Uit de pilot komt informatie naar voren die het nodig maakt om het Eindexamenbesluit v.w.o.-h.a.v.o.- m.a.v.o- v.b.o. op enkele punten te wijzigen. Het gaat om de beoordeling van het praktijkgedeelte van het centraal examen, de uitslagregeling en de mogelijkheid tot herkansing. Daarnaast stel ik enkele wijzigingen voor in het Inrichtingsbesluit WVO. Hieronder licht ik de wijzigingen nader toe.

Beoordeling praktisch gedeelte centraal examen

Artikel 41a van het Eindexamenbesluit regelt dat een gecommitteerde de tweede correctie uitvoert op het praktijkdeel van het centraal examen in het beroepsgerichte vak. Gecommitteerden komen van buiten de scholen en worden aangewezen door de Informatie Beheer Groep.

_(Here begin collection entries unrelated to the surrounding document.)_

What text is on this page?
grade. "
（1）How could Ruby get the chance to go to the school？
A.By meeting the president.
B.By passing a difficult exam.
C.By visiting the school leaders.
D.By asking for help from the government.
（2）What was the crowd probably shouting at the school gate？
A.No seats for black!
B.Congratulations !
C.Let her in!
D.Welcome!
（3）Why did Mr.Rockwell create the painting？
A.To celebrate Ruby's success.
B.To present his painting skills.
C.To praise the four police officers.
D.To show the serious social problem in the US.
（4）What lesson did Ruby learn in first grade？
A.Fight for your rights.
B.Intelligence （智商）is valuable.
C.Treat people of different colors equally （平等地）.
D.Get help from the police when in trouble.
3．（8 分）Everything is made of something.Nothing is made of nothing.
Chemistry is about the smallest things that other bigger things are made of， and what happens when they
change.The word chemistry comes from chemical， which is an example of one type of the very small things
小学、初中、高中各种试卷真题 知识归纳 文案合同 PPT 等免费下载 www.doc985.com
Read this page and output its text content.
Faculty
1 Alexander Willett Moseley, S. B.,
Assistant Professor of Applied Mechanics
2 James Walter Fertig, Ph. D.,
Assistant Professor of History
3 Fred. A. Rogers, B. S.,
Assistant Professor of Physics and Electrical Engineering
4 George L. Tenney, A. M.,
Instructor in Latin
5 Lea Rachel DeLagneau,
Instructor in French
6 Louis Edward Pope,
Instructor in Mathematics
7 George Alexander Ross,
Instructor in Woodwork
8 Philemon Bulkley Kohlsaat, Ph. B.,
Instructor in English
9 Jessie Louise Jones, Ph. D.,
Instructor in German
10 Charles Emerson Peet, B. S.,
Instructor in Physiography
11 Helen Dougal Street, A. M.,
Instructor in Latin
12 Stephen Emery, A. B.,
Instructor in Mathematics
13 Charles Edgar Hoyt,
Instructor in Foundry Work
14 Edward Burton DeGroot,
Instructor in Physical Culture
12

Uit overleg met onder meer met de pilotscholen is gebleken dat het werken met gecommitteerden tot logistieke vraagstukken kan leiden bij het praktisch examen. Het resultaat van het praktijkexamen moet namelijk – in tegenstelling tot een schriftelijk examen – op de school zélf worden beoordeeld. De gecommitteerden – docenten van het beroepsgerichte vak in kwestie, die werkzaam zijn op een andere school – zouden dan ook in een relatief korte periode een zeer groot aantal scholen moeten bezoeken om de resultaten van de praktijkexamens te beoordelen. Uit de pilot is gebleken dat dit in logistiek opzicht tot problemen leidt; daarnaast kost het de docenten beroepsgerichte vakken veel extra tijd in verband met reistijden. Dit kan worden ondervangen door de school zelf een tweede corrector aan te laten wijzen. Mijn voorstel luidt dan ook om de desbetreffende bepaling in deze zin te wijzigen.

Uitslagregeling

• Artikel 49 van het Eindexamenbesluit bepaalt hoe de uitslag van het examen is geregeld. Hierin is nog geen rekening gehouden met de invoering van leer-werktrajecten; in die trajecten doen leerlingen minimaal examen in Nederlands en een beroepsgericht vak. In de huidige beleidsregel is bepaald dat de leerling voor beide vakken minimaal een zes moet halen (Uitleg Gele Katern, nr. 7, 14 maart 2001). Mijn suggestie is om deze lijn over te nemen in het genoemde artikel 49 zodra leer-werktrajecten zijn geïntegreerd in de weten regelgeving. Een voorstel daartoe is in voorbereiding.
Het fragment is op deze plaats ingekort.